Thread: pgsql: Avoid assertion due to disconnected NFA sub-graphs in regex pars

Avoid assertion due to disconnected NFA sub-graphs in regex parsing.

In commit 08c0d6ad6 which introduced "rainbow" arcs in regex NFAs,
I didn't think terribly hard about what to do when creating the color
complement of a rainbow arc.  Clearly, the complement cannot match any
characters, and I took the easy way out by just not building any arcs
at all in the complement arc set.  That mostly works, but Nikolay
Shaplov found a case where it doesn't: if we decide to delete that
sub-NFA later because it's inside a "{0}" quantifier, delsub()
suffered an assertion failure.  That's because delsub() relies on
the target sub-NFA being fully connected.  That was always true
before, and the best fix seems to be to restore that property.
Hence, invent a new arc type CANTMATCH that can be generated in
place of an empty color complement, and drop it again later when we
start NFA optimization.  (At that point we don't need to do delsub()
any more, and besides there are other cases where NFA optimization can
lead to disconnected subgraphs.)

It appears that this bug has no consequences in a non-assert-enabled
build: there will be some transiently leaked NFA states/arcs, but
they'll get cleaned up eventually.  Still, we don't like assertion
failures, so back-patch to v14 where rainbow arcs were introduced.
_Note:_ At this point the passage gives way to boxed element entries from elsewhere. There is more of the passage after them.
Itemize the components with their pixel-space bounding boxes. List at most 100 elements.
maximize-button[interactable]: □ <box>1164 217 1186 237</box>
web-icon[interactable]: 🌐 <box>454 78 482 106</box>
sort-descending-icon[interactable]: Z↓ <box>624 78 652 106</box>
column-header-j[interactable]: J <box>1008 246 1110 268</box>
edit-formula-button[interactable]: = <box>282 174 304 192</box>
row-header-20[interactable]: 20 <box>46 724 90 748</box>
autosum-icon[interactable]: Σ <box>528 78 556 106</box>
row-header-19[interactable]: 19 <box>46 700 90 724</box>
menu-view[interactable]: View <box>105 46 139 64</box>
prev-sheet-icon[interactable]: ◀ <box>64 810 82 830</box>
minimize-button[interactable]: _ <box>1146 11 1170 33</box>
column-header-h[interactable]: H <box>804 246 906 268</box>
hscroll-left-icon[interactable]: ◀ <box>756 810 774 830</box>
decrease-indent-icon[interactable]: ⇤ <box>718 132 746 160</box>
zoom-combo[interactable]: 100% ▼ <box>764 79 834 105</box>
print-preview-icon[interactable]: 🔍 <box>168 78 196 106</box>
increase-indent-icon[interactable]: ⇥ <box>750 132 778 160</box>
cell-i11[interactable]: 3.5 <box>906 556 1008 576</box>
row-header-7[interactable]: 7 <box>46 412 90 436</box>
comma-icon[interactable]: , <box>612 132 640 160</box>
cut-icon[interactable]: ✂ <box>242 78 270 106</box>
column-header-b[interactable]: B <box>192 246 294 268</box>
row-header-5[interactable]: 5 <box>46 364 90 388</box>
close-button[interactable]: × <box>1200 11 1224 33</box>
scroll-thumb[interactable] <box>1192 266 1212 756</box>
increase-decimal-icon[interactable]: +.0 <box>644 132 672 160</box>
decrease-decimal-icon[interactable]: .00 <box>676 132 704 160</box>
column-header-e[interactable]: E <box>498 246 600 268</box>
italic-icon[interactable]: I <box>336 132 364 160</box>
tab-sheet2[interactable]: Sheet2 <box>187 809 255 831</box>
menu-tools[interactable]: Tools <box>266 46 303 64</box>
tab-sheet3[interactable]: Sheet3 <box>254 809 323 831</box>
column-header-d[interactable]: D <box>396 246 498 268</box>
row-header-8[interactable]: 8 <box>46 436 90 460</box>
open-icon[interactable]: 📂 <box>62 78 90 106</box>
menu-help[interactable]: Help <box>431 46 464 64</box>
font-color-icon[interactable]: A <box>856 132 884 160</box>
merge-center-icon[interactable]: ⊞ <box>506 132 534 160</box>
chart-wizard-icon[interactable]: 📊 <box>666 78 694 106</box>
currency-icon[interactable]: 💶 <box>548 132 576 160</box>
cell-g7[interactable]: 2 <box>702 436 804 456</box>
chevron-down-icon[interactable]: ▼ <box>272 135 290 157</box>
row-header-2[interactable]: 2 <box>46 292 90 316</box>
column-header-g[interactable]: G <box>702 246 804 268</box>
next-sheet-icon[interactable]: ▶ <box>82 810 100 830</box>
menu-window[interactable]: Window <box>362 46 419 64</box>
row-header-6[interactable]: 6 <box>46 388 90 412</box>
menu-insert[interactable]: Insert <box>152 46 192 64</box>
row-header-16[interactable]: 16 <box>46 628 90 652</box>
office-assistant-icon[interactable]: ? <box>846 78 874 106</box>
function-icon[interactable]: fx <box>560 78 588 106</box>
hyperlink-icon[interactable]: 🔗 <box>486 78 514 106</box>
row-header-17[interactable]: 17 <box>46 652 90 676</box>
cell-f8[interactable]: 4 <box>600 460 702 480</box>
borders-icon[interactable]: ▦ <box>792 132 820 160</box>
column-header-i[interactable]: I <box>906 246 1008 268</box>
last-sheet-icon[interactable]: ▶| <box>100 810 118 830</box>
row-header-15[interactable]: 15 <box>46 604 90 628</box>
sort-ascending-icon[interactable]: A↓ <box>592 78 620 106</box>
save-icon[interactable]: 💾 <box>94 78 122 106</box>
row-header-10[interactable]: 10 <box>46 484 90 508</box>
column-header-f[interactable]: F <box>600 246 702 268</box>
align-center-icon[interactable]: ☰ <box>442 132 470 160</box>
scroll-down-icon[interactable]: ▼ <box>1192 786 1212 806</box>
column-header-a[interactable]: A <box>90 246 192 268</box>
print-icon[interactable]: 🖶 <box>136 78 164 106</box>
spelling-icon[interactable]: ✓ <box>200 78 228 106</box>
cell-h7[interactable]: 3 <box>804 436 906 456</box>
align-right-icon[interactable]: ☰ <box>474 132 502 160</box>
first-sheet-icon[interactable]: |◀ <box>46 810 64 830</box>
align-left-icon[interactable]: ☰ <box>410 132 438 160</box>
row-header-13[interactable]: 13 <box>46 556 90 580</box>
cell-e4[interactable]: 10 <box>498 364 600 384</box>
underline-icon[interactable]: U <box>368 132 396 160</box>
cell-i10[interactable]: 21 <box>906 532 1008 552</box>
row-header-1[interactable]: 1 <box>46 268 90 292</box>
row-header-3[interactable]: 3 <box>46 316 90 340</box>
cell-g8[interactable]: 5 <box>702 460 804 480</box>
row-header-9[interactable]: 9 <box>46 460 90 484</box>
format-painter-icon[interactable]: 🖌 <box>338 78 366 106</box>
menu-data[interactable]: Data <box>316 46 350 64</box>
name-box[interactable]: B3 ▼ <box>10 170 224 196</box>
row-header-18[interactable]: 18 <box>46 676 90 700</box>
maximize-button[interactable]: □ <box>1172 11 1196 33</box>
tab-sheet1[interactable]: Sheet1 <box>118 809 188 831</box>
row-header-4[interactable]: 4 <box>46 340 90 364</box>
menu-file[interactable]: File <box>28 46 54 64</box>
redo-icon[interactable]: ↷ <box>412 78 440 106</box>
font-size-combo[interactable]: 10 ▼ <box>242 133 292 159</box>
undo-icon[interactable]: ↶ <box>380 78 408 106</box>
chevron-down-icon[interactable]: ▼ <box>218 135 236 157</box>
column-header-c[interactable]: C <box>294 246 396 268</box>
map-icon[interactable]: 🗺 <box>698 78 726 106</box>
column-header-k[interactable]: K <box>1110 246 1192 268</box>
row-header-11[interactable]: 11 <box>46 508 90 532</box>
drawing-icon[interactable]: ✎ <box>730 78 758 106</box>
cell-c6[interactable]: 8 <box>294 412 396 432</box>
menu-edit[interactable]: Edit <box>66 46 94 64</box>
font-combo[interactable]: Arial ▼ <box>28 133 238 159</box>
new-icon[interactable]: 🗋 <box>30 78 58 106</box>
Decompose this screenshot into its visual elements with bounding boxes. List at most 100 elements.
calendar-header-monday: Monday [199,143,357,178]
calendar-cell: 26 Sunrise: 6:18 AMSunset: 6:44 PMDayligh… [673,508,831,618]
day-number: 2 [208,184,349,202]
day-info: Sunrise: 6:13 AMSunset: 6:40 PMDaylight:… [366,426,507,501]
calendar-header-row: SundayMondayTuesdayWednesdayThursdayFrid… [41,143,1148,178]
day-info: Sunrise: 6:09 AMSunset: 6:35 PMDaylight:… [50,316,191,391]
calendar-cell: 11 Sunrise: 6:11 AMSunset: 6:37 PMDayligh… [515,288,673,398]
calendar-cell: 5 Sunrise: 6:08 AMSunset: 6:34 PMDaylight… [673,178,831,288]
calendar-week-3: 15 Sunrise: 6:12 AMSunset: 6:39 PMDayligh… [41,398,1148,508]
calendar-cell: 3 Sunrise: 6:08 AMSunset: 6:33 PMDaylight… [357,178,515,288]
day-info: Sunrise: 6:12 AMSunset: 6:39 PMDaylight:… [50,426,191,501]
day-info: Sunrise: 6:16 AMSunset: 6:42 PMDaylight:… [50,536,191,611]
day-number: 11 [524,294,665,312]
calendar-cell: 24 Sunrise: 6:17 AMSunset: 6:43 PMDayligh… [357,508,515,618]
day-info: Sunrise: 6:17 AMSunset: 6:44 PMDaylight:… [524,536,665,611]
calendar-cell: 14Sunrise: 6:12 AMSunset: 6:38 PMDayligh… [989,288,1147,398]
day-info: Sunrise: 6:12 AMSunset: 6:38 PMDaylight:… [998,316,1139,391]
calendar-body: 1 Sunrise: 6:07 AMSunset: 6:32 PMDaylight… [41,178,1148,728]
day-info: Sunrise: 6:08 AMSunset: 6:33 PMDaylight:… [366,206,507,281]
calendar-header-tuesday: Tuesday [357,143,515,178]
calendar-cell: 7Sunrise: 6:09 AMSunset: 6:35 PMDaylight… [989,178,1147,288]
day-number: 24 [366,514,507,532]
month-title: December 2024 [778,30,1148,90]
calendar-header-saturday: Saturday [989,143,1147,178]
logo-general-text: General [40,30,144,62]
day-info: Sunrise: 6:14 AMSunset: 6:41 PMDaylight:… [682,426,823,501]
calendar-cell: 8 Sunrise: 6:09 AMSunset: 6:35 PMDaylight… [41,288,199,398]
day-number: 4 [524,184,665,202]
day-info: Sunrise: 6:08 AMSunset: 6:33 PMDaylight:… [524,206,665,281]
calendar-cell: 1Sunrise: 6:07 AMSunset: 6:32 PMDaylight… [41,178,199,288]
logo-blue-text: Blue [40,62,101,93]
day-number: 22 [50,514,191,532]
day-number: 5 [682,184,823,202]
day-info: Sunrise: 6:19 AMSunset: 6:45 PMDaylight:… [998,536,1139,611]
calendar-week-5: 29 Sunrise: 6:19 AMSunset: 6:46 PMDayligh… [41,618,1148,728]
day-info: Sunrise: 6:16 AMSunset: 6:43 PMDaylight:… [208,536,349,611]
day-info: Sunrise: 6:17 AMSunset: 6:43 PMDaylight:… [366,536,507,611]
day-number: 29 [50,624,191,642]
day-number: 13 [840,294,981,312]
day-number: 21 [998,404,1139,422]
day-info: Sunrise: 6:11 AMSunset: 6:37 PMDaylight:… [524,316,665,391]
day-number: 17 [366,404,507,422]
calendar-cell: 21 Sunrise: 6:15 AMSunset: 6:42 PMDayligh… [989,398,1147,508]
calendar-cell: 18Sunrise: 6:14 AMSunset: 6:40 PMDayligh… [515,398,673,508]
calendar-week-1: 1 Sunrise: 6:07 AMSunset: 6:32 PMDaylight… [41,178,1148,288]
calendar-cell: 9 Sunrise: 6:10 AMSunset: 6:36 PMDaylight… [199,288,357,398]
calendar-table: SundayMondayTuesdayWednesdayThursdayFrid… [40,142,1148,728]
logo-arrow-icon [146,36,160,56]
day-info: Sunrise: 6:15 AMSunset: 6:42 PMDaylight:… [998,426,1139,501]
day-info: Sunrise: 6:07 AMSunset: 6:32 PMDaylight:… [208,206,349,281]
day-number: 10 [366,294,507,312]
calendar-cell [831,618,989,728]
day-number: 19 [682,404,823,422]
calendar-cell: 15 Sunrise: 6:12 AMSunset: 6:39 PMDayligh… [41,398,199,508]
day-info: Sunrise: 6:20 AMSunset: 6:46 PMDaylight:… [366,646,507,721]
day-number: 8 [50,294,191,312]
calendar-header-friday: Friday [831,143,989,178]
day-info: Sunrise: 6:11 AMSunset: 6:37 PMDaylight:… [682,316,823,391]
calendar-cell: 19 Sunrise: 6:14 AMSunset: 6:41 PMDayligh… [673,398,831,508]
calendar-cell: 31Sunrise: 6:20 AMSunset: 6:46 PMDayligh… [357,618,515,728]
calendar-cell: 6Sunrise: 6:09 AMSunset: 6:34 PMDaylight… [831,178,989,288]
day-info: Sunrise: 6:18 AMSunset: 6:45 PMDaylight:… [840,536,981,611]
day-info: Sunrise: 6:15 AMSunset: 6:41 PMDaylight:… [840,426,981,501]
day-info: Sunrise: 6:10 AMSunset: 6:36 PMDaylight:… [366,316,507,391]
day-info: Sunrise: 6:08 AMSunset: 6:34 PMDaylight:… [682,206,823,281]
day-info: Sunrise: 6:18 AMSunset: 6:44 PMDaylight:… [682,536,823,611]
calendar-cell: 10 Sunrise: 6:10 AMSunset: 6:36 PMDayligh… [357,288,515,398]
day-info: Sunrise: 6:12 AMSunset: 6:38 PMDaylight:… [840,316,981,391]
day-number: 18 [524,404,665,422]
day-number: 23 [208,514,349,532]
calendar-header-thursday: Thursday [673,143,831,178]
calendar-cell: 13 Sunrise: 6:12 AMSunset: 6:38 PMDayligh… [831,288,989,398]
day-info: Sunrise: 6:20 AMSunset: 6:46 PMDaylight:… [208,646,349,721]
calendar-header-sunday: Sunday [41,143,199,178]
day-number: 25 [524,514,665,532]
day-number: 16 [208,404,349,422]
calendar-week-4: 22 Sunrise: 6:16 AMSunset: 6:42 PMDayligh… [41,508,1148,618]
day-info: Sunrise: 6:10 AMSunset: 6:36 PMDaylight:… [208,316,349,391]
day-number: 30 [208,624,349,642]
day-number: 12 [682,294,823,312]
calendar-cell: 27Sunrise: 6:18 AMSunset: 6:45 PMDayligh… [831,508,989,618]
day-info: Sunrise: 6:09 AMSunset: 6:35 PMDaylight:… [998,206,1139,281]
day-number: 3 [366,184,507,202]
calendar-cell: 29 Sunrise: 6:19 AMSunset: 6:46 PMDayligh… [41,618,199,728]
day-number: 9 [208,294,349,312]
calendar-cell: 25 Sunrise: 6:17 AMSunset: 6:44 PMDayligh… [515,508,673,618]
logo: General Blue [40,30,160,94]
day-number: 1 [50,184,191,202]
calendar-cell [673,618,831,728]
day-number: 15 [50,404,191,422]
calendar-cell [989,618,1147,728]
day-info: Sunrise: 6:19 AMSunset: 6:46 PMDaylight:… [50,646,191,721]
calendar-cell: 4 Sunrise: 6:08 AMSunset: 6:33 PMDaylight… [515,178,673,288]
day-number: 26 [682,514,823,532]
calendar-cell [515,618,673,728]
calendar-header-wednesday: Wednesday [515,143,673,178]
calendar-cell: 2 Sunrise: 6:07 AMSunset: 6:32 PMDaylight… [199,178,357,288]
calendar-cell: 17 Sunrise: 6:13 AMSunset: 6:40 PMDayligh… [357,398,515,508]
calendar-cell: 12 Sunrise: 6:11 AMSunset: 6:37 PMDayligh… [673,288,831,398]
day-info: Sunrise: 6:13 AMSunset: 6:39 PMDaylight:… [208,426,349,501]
Per bug #18708 from Nikolay Shaplov.

Discussion: https://postgr.es/m/18708-f94f2599c9d2c005@postgresql.org

Branch
------
master

Details
-------
https://git.postgresql.org/pg/commitdiff/b69bdcee9c9cfd8550c4e847d035f441fcee7d01

Modified Files
--------------
src/backend/regex/regc_color.c                     | 18 +++++++++-
src/backend/regex/regc_nfa.c                       | 40 ++++++++++++++++++++++
src/backend/regex/regcomp.c                        |  3 ++
src/include/regex/regguts.h                        |  2 ++
.../modules/test_regex/expected/test_regex.out     | 14 ++++++++
src/test/modules/test_regex/sql/test_regex.sql     |  3 ++
6 files changed, 79 insertions(+), 1 deletion(-)